Generalization bounds for mixing processes via delayed online-to-PAC conversions
This work addresses the challenge of non-i.i.d. data in machine learning, providing theoretical guarantees for generalization in mixing processes, which is incremental as it builds on existing online learning and mixing theory.
The paper tackles the problem of bounding generalization error for statistical learning algorithms when training data comes from a stationary mixing process, rather than being i.i.d., by developing a framework that reduces this to online learning with delayed feedback, showing that bounded regret in this setting implies low generalization error with rates that trade off delay and dependence.

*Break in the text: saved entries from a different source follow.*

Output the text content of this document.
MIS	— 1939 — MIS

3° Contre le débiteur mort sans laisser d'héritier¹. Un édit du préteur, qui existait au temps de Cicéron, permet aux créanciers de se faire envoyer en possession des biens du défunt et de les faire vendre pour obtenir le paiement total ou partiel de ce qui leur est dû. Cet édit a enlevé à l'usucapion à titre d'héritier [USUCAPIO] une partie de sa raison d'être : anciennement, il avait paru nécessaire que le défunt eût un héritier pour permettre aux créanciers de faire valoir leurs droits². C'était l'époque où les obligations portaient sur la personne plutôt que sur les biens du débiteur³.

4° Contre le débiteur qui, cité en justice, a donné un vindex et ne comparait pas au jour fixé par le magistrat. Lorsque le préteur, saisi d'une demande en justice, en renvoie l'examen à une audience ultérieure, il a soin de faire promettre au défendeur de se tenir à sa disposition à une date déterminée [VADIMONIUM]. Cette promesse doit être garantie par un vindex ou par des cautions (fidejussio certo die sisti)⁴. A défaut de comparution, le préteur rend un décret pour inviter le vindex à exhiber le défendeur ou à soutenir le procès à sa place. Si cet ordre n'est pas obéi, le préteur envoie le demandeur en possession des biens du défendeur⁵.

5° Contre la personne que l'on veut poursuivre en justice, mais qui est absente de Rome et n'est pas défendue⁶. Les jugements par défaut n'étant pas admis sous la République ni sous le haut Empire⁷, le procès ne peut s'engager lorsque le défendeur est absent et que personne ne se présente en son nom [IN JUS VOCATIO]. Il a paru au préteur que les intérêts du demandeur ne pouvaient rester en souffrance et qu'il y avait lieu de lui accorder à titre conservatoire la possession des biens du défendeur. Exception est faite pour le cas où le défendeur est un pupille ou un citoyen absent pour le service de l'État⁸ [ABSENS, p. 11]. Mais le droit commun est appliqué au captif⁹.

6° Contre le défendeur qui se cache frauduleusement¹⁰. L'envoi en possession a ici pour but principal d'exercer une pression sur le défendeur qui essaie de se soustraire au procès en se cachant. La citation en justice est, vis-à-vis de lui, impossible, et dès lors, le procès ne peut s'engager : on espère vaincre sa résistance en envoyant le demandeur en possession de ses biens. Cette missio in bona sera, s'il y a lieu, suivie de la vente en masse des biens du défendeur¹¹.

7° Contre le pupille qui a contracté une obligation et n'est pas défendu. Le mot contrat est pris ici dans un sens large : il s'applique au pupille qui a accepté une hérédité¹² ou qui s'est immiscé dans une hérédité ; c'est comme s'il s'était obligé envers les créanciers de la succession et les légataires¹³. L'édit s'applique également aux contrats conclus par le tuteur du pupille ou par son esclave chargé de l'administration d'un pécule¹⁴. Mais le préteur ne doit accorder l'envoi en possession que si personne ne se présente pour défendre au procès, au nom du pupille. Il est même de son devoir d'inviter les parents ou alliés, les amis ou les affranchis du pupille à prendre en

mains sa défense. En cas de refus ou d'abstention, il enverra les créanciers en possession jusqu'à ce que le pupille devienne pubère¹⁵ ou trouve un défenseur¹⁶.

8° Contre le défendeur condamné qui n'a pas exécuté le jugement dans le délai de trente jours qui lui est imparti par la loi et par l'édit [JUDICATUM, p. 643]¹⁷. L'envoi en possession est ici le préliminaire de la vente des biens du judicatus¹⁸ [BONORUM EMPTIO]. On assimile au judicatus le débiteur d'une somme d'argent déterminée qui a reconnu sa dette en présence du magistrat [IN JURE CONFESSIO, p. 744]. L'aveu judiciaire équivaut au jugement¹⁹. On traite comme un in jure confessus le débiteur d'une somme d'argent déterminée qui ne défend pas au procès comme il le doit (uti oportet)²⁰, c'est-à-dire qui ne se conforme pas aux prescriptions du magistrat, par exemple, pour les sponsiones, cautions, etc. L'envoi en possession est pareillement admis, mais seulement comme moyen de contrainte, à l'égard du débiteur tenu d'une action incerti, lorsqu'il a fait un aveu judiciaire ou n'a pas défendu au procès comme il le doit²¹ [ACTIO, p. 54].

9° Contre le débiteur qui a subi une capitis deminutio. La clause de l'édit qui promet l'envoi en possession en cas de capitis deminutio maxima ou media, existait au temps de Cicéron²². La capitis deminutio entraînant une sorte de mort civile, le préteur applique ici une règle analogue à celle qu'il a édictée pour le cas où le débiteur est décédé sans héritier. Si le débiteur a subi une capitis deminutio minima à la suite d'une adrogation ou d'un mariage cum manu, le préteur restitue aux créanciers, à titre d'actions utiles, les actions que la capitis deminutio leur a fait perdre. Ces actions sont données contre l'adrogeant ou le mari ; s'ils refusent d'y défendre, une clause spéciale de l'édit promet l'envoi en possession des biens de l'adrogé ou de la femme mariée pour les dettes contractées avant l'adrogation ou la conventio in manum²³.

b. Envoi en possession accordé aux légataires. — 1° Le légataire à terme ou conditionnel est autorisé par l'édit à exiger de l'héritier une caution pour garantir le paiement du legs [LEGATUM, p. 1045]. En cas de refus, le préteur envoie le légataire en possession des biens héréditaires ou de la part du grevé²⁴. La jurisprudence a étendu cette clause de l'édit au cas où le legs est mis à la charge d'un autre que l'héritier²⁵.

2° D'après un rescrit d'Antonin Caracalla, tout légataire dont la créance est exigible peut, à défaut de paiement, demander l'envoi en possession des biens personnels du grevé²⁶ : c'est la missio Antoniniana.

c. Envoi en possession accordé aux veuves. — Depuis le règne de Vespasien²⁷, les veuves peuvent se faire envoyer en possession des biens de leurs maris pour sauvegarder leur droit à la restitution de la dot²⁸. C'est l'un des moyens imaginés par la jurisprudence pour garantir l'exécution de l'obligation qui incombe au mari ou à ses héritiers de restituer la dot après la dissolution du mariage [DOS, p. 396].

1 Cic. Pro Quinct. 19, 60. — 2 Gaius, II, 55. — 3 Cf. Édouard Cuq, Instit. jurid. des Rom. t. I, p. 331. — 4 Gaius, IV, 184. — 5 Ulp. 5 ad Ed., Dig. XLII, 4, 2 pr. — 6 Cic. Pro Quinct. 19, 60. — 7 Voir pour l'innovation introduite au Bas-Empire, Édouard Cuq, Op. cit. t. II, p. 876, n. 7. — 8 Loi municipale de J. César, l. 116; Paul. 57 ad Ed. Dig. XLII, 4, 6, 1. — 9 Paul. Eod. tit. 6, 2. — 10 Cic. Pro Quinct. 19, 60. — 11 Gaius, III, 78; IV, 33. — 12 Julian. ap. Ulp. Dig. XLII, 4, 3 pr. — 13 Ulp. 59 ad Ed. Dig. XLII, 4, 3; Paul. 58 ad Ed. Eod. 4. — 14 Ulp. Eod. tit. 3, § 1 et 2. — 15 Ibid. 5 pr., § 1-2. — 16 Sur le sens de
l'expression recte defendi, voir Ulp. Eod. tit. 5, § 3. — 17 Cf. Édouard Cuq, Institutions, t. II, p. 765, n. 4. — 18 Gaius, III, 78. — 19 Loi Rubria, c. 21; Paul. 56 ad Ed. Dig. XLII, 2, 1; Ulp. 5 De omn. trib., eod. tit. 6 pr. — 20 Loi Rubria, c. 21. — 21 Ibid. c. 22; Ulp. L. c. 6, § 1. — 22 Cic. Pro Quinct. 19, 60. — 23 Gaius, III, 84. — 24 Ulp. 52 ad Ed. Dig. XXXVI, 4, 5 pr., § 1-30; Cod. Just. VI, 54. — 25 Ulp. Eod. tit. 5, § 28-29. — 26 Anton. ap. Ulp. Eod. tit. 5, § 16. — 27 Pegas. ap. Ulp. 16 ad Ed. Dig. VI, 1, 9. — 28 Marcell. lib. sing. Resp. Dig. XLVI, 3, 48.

We study the generalization error of statistical learning algorithms in a non-i.i.d. setting, where the training data is sampled from a stationary mixing process. We develop an analytic framework for this scenario based on a reduction to online learning with delayed feedback. In particular, we show that the existence of an online learning algorithm with bounded regret (against a fixed statistical learning algorithm in a specially constructed game of online learning with delayed feedback) implies low generalization error of said statistical learning method even if the data sequence is sampled from a mixing time series. The rates demonstrate a trade-off between the amount of delay in the online learning game and the degree of dependence between consecutive data points, with near-optimal rates recovered in a number of well-studied settings when the delay is tuned appropriately as a function of the mixing time of the process.